このため、日本は海外の資源に恵まれた地域から大量の再生可能エネルギーの導入を図ることが必要となる。ところで海外の資源の活用が必要と言うと、日本のエネルギー・セキュリティが気になりそうだ。しかし、太陽、風力エネルギー資源は、ほぼ無尽蔵に賦存すること、【図1】【図2】を見ればわかるように米州や豪州大陸などの政情の安定した国々を含む広大な地域に資源が賦存することなどを考えれば、再生可能エネルギー資源を海外に依存しても、天然ガスの輸入依存度97%、石油の中東諸国への依存度85%を超える水準にある現状(2011年)に比べれば、日本のエネルギー・セキュリティは、むしろ向上するといえるだろう。
海外から再生可能エネルギーを大量に導入する必要があるという認識に立てば、次に取り組むべき課題は明らかだ。

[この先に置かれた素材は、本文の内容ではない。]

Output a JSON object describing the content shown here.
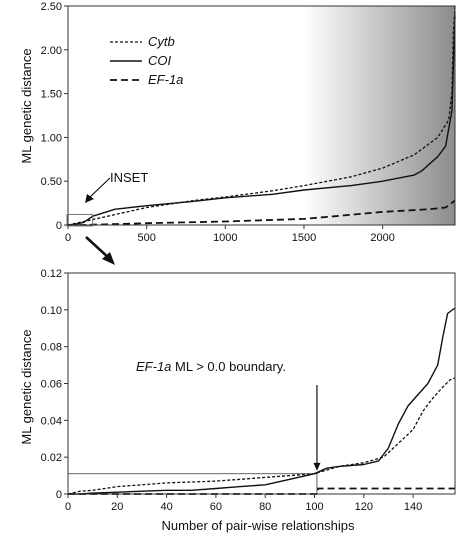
{
  "chart_data": [
    {
      "type": "line",
      "panel": "top",
      "ylabel": "ML genetic distance",
      "xlabel": "",
      "xlim": [
        0,
        2460
      ],
      "ylim": [
        0,
        2.5
      ],
      "x_ticks": [
        0,
        500,
        1000,
        1500,
        2000
      ],
      "y_ticks": [
        0,
        0.5,
        1.0,
        1.5,
        2.0,
        2.5
      ],
      "y_tick_labels": [
        "0",
        "0.50",
        "1.00",
        "1.50",
        "2.00",
        "2.50"
      ],
      "grid": false,
      "legend_position": "top-left",
      "background_gradient_x": [
        1500,
        2460
      ],
      "annotation": {
        "text": "INSET",
        "target": [
          75,
          0.1
        ]
      },
      "inset_box": {
        "x": [
          0,
          157
        ],
        "y": [
          0,
          0.12
        ]
      },
      "series": [
        {
          "name": "Cytb",
          "style": "dotted-dash",
          "x": [
            0,
            50,
            100,
            157,
            300,
            500,
            800,
            1000,
            1300,
            1500,
            1800,
            2000,
            2200,
            2350,
            2420,
            2440,
            2450,
            2460
          ],
          "y": [
            0,
            0.02,
            0.04,
            0.062,
            0.12,
            0.2,
            0.28,
            0.32,
            0.39,
            0.45,
            0.55,
            0.65,
            0.8,
            1.0,
            1.2,
            1.5,
            2.2,
            2.5
          ]
        },
        {
          "name": "COI",
          "style": "solid",
          "x": [
            0,
            50,
            100,
            157,
            300,
            500,
            800,
            1000,
            1300,
            1500,
            1800,
            2000,
            2200,
            2250,
            2300,
            2350,
            2400,
            2440,
            2460
          ],
          "y": [
            0,
            0.01,
            0.03,
            0.1,
            0.18,
            0.22,
            0.27,
            0.31,
            0.35,
            0.4,
            0.45,
            0.5,
            0.57,
            0.62,
            0.7,
            0.78,
            0.9,
            1.3,
            2.4
          ]
        },
        {
          "name": "EF-1a",
          "style": "dashed",
          "x": [
            0,
            100,
            157,
            500,
            1000,
            1500,
            1700,
            2000,
            2300,
            2400,
            2460
          ],
          "y": [
            0,
            0,
            0.003,
            0.02,
            0.04,
            0.07,
            0.1,
            0.15,
            0.18,
            0.2,
            0.28
          ]
        }
      ]
    },
    {
      "type": "line",
      "panel": "bottom",
      "ylabel": "ML genetic distance",
      "xlabel": "Number of pair-wise relationships",
      "xlim": [
        0,
        157
      ],
      "ylim": [
        0,
        0.12
      ],
      "x_ticks": [
        0,
        20,
        40,
        60,
        80,
        100,
        120,
        140
      ],
      "y_ticks": [
        0,
        0.02,
        0.04,
        0.06,
        0.08,
        0.1,
        0.12
      ],
      "y_tick_labels": [
        "0",
        "0.02",
        "0.04",
        "0.06",
        "0.08",
        "0.10",
        "0.12"
      ],
      "grid": false,
      "reference_hline": 0.011,
      "reference_vline": 101,
      "annotation": {
        "text_italic": "EF-1a",
        "text": " ML > 0.0 boundary.",
        "arrow_target": [
          101,
          0.012
        ]
      },
      "series": [
        {
          "name": "Cytb",
          "style": "dotted-dash",
          "x": [
            0,
            5,
            10,
            15,
            20,
            30,
            40,
            50,
            60,
            70,
            80,
            90,
            100,
            105,
            110,
            120,
            128,
            132,
            136,
            140,
            144,
            148,
            152,
            155,
            157
          ],
          "y": [
            0,
            0.0015,
            0.002,
            0.003,
            0.004,
            0.005,
            0.006,
            0.0065,
            0.007,
            0.008,
            0.009,
            0.01,
            0.011,
            0.013,
            0.015,
            0.017,
            0.02,
            0.025,
            0.03,
            0.035,
            0.045,
            0.052,
            0.058,
            0.062,
            0.063
          ]
        },
        {
          "name": "COI",
          "style": "solid",
          "x": [
            0,
            5,
            10,
            20,
            30,
            40,
            50,
            60,
            70,
            80,
            90,
            100,
            105,
            110,
            120,
            126,
            130,
            134,
            138,
            142,
            146,
            150,
            152,
            154,
            157
          ],
          "y": [
            0,
            0,
            0.0005,
            0.001,
            0.0015,
            0.002,
            0.002,
            0.003,
            0.004,
            0.005,
            0.008,
            0.011,
            0.014,
            0.015,
            0.016,
            0.018,
            0.025,
            0.038,
            0.048,
            0.054,
            0.06,
            0.07,
            0.085,
            0.098,
            0.101
          ]
        },
        {
          "name": "EF-1a",
          "style": "dashed",
          "x": [
            0,
            101,
            101.5,
            157
          ],
          "y": [
            0,
            0,
            0.003,
            0.003
          ]
        }
      ]
    }
  ]
}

そのエネルギーを日本に安価に、かつ、安全に輸送する方策を確立することである。太陽エネルギーも風力エネルギーも、そのままの形ではエネルギー源として利用することはできないので、太陽エネルギーは電気や熱に、風力エネルギーは電気に変えて利用することが一般的だが、電気や熱エネルギーを大量に、かつ、遠距離運ぶのは難しい。電気エネルギーは送電線を建設することによって、物理的には輸送が可能となるが、送電線の建設コストや送電ロスなどの技術的、経済的問課題がある。加えて社会的な困難もある。例えば、サハラ砂漠の太陽熱、風力エネルギーを電力に変え、直流高圧送電線網を建設して地中海を越えてヨーロッパに送電するというDESERTEC構想注4)が提案されているが、送電線の建設コスト、送電ロスの問題に加えて、発電、送電施設に対するテロ攻撃に対する懸念などからその具体化は進んでいない。送電線の建設に対する地域住民の反対もある。また、利用時に不可避的に発生する大量の余剰のエネルギーを電気エネルギーや熱エネルギーの形で貯めておくことは難しい。
- 注1)
- 地球上に賦存する再生可能エネルギーは、【参考図】に示すように太陽エネルギーの量が圧倒的に大きい。このほか、風力エネルギーが、世界の年間エネルギー消費量を上回る規模で賦存している。
【参考図】地球上の一次エネルギーの賦存量
出典: A Fundamental Look at Energy Reserves for The Planet (Richard Perez & Mark Perez).
図中、再生可能エネルギーの賦存量は太陽エネルギーを始めとする中央の列で示されている。これらは年間に発生するフローのエネルギー量である。右列は、化石燃料、ウラン資源などで、これらは地球に賦存しているストック量で表されている。なお、図中にも示したように左側の小さな球は、世界の年間エネルギー消費量を示す。
- 注2)
- NEDO再生可能エネルギー技術白書(第2版)(2013.12)、表2-4
- 注3)
- 同上、表3-4
- 注4)
- DESERTEC Foundationと欧州の企業連合が推進している構想。